How Runners’ Brains Are Different (and Arguably Better) 

Here, some science-backed incentive to keep you pounding the pavement through the winter. 

It is windy out there today. Like, the kind of windy that makes me wonder if I’d like living in Florida, despite all the signs that it’s … not for me (see: Marco Rubio and gator hunting as a hobby). So I will not judge you for telling me that you’ve already decided to skip your evening run — but I do have some news that might make you change your mind: As the New York Times reports, a new study found that runners brains are better equipped for decision-making, multitasking, concentrating, and more, than the brains of those who are sedentary but otherwise healthy. And who doesn’t want a better brain?

For the study, published in Frontiers in Human Neuroscience, researchers at the University of Arizona looked at the brains of two groups: 11 competitive collegiate male distance runners, and 11 young men who said they hadn’t exercised in the past year. They looked at their brains in an MRI scanner, which measures levels of brain activity, and found that the runners’ brains showed different connections than the brains of the sedentary group.

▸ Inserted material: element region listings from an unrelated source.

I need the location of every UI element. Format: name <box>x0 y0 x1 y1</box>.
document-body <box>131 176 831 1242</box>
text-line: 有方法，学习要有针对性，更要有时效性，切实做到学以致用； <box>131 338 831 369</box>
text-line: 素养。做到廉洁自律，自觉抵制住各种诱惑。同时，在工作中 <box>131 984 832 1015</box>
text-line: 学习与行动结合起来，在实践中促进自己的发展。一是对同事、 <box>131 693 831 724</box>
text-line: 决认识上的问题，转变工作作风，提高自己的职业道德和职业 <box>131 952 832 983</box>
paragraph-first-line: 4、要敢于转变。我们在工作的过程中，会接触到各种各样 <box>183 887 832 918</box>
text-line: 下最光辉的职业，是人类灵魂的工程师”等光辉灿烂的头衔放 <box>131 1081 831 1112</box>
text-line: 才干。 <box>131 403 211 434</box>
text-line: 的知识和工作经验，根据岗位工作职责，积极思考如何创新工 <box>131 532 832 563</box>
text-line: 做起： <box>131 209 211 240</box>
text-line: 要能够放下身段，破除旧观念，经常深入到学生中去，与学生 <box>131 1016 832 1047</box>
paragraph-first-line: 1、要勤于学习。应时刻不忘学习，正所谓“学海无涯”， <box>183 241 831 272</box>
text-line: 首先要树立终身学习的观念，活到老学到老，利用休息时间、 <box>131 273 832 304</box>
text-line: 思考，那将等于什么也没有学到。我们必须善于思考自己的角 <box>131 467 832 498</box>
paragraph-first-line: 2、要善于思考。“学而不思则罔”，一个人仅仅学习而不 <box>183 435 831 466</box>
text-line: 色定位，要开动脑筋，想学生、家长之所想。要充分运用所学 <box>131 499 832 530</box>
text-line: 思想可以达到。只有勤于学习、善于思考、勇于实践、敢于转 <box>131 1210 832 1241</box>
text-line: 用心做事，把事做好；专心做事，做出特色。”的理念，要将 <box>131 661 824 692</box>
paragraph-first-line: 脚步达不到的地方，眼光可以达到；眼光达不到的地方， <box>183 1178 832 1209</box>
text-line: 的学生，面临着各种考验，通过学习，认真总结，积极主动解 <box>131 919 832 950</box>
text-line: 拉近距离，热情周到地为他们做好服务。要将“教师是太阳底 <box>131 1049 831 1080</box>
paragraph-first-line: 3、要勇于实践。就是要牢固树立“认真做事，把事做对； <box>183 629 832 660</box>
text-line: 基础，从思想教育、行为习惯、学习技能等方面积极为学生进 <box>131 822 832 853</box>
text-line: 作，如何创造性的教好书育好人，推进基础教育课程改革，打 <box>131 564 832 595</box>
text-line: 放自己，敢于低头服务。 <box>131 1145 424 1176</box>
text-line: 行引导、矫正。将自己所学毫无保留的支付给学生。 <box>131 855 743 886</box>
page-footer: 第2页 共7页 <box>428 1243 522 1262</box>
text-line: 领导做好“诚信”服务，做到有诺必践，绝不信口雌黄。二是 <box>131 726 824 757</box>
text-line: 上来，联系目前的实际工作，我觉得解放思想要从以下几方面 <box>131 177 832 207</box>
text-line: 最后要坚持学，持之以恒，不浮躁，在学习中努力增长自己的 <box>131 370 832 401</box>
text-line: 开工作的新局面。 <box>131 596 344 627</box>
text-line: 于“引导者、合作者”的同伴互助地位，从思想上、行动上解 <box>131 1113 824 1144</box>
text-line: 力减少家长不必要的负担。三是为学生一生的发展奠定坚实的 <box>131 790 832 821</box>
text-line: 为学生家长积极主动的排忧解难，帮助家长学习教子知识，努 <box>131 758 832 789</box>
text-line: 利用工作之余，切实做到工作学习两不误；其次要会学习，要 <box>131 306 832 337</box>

So, what does this matter? Well, the connections the runners’ brains showed were in areas of the brain needed for higher-level thought, like working memory, multitasking, attention, decision-making, and processing visual and sensory information. As the Times notes, “In essence, the runners seemed to have brains in which certain cognitive skills, including multitasking and concentration, were more finely honed than among the inactive men. Earlier studies in older adults have found that similar connections are associated with improved memory and cognition as people age.” Runners’ brains also had less activity in areas that are related to lack of focus and mind wandering. I will take it!

While the study doesn’t prove that running caused these connections to form (or that these connections wouldn’t be found in the brains of those who favored other endurance sports, like cycling), it does suggest that your running hobby could have a positive impact on the way your brain works. Now, who will be layering up and lacing up their running shoes this afternoon?